Thyroid Hormone Synthesis
We will review thyroid hormone synthesis and some essential clinical correlates.
A thyroid follicular unit is represented in this illustration. The central colloid is surrounded by a circumferential array of thyroid follicular cells. The perifollicular capillaries transport iodide from the periphery to the thyroid follicular cells, and active thyroid hormone from the follicular cells to the general circulatory system.
This is an expanded illustration of a thyroid follicular cell.
Iodide is transported from the perifollicular capillary into the thyroid follicular cell by the basal sodium-iodide symporter, under a sodium electrochemical gradient facilitated by the sodium-potassium pump
Thyroglobulin (Tg) is synthesized from tyrosine residues, a process that occurs in the nucleus and rough endoplasmic reticulum. Thyroglobulin undergoes further posttranslational modification in the Golgi apparatus of the follicular cell. It is then secreted into the follicular lumen, which happens to be the site of colloid storage through a process of exocytosis.
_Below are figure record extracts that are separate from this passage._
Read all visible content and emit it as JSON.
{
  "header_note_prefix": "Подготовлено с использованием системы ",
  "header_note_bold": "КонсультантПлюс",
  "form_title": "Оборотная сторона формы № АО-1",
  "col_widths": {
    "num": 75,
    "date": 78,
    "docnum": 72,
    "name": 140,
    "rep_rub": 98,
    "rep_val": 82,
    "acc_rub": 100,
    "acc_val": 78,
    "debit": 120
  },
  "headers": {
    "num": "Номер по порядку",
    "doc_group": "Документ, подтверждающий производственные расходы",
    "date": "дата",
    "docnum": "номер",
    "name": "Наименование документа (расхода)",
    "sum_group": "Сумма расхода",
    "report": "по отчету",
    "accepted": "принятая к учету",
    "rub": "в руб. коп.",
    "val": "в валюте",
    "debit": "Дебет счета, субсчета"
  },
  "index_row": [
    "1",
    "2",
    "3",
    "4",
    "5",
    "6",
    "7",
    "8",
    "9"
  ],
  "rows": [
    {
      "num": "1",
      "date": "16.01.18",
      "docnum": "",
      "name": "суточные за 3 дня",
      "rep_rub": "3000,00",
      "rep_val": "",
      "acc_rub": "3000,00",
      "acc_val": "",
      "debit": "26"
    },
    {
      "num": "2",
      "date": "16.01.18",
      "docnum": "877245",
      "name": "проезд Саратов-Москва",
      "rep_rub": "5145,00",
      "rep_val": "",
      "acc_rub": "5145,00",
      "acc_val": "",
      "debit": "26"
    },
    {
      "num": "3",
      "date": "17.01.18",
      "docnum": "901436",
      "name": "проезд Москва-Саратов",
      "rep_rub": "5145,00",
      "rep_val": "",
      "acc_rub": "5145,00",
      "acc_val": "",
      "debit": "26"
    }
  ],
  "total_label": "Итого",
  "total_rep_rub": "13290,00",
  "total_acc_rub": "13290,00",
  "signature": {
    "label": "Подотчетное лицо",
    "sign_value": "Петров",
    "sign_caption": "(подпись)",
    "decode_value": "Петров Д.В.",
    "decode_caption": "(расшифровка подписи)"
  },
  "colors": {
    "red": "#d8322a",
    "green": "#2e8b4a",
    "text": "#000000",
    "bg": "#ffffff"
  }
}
Iodide is transported to the apical membrane of the thyroid follicular cell by an apical channel protein called pendrin. At the apical membrane, thyroid peroxidase enzyme catalyzes the oxidation of iodide into iodine. This oxidation step requires hydrogen peroxide.
Tyrosyl residues on the thyroglobulin molecule undergo iodination by the previously oxidized iodine molecule. This process of “organification” is facilitated by thyroid peroxidase and results in the formation of monoiodothyronine (MIT) and diiodiothyronine (DIT) residues. If one iodine molecule combines with one tyrosyl residue on thyroglobulin, monoiodothyronine is formed, if iodine molecules with two tyrosyl residues, dioiodothyronine is formed.
Triiodothyronine (T3) and tetraiodothyronine (T4) are then formed in a final coupling reaction, which involves the formation of ester linkages between “donor” and “acceptor” iodothyronine (MIT or DIT) residues. The thyroid peroxidase enzyme also facilitates this step.
The thyroid follicular cell ingests colloid through a process of receptor-mediated pinocytosis, facilitated by megalin. Proteolysis of the colloidal substrate in the thyroid follicular cell yields thyroglobulin, free amino acids, MIT, DIT, T3, and T4. Deiodinases present in the cytoplasm of the follicular cell convert some T4 into active thyroid hormone (T3) and removes iodine from MIT and DIT residues. Iodine can then be recycled for additional thyroid hormone synthesis, and free amino acids can also be rechanneled into thyroglobulin synthesis. Thyroid hormone is then actively transported across the basolateral plasma membrane of the thyroid follicular cell into the perifollicular capillaries by active transport. T4 and T3 are bound to carrier proteins called thyroid binding globulins to facilitate transport throughout the human body.
Now we will review some essential clinical pearls
What is the mechanism underlying cutaneous hyperpigmentation in Graves’ disease?
Hyperthyroxinemia, which refers to excess circulating thyroid hormone, leads to accelerated metabolism of cortisol. Low serum cortisol causes a compensatory increase in adrenocorticotrophic hormone (ACTH) due to the loss of negative feedback inhibition of cortisol on ACTH production.
ACTH subsequently binds melanocortin-1 (MCR-1) receptors in the skin to trigger melanogenesis.
The role of the sodium-iodide symporter in radioactive iodine therapies for thyroid cancer
Iodide uptake occurs across the membrane of the thyroid follicular cells through an active transporter process mediated by the sodium iodide symporter.
Decreased sodium-iodide symporter expression accounts for the reduced iodide uptake in some thyroid carcinomas. Thus, by targeting sodium iodide symporter expression in cancer cells, we could enable these cells to concentrate iodide.
Gene transfer of the sodium iodide symporter into the thyroid follicular cell confers increased radioiodine uptake by up to several hundred-fold. It stands to reason that gene transfer can allow patients with radioactive iodine non-avid differentiated thyroid cancer an opportunity to gain therapeutic benefit from radioactive iodine treatment.
This is the end of the presentation on thyroid hormone synthesis.